Psalm 73:25 “Whom have I in heaven but You? And besides You, I desire nothing on earth.”
Recently, the Lord has been teaching me about the idea of surrender.
This is a very hard concept because I feel so many of us get it wrong. Either we don’t quite grasp what is actually being asked of us in surrender or we are too stubborn to choose it. For me, honestly, it has been both.
I think it would be fair to say that my ignorance encourages my stubbornness. I have never had a clear understanding of surrender and, even when I’m encouraged to do so, I usually respond with, “no, I’m good” or “That sounds way to hard…I don’t know if I can do that.”

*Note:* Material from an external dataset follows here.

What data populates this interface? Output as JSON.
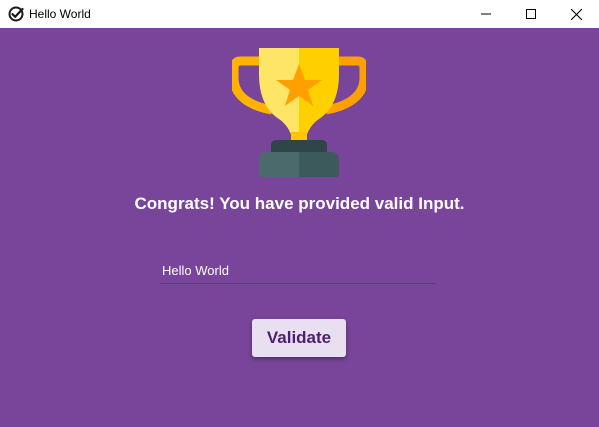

Growing up listening to messages about surrendering ourselves to Christ It was always taught that when we surrender we have to give up everything. The verse that is almost always referenced is Matthew 16:24-25 which says “Then Jesus said to His disciples, “If anyone wishes to come after Me, he must deny himself, and take up his cross and follow Me. “For whoever wishes to save his life will lose it; but whoever loses his life for My sake will find it.”
I have never been able to do it. To give up everything, in my mind, meant that I would no longer be me. That I would have to give up on my friends and family, my hobbies, my hopes, my dreams, my comforts, my safe places.
All these things I was so attached to and afraid to lose. Because “who am I without those things?” The hardest thought was that they would be gone forever. Never to be seen or heard from again. I didn’t want to leave the people, places, and things that I love so dearly behind. As scared as I was back then and as scared as I have been recently, I have been looking it all wrong. It’s not something I have to do. It’s something I get to choose.
Surrender is a choice. It’s a choice to become nothing and let Christ become everything. It is choosing to let go of all that you have and all that you are, trusting the Father to give you something better. Surrender means we lose control of everything because we can’t control anything apart from ourselves.
We surrender the outcome of our lives, our circumstances; We surrender our gifts, talents, and dreams to Him who works everything for the good of those who love Him. It is living on behalf of Christ rather than ourselves.
I want to close with the words of the apostle Paul. Paul embodied surrender better than anyone.
In Philippians 3:8 he writes “Indeed, I count everything as loss because of the surpassing worth of knowing Christ Jesus my Lord. For his sake I have suffered the loss of all things and count them as rubbish, in order that I may gain Christ.”